From: moozphat [mailto:notifications@codeplex.com]
Sent: Thursday, July 16, 2009 7:06 PM
To: Manuel Fahndrich
Subject: Re: Sing# verifier [singularity:40031]

From: moozphat

"The static verification is possible and was prototyped several years ago in the form of the singver verifier. However, it has not been maintained."

I am really interested in this verifier. Is there any documentation available somewhere? I have only read several paper but they only scuffed the surface. This topic falls directly in my research area.

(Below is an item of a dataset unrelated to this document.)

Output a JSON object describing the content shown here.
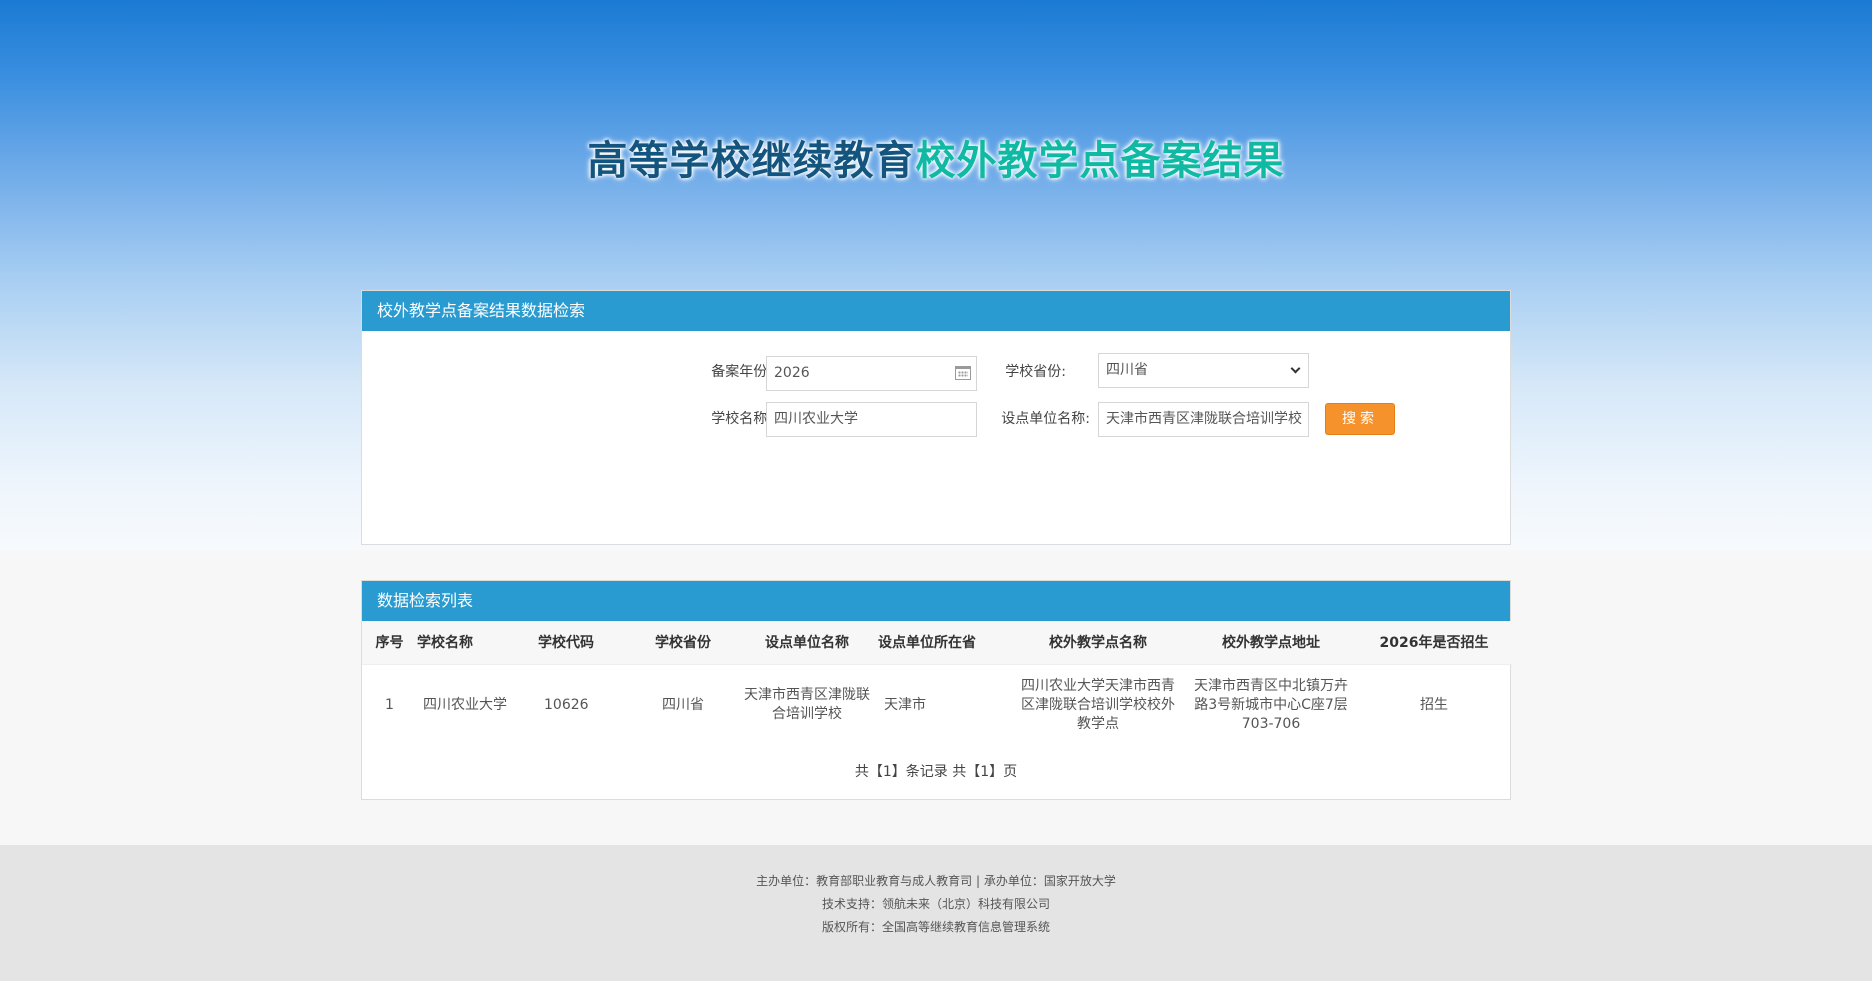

What I really want to know is how the data passed with a message is/was handled by the verifier. This data is important since the code most likely depends on this data; which also affects the possible send/receive operations. Therefore, was all the possible values systematically checked by the verifier. eg. If a message is received along with an int, was all values checked whenever the endpoint is in a state where that message may be received? Maybe the verifier was using some technique using a satisfiability prover? Or maybe, the verifier could identify false positives by overlooking the values??

Any information would be greatly appreciated!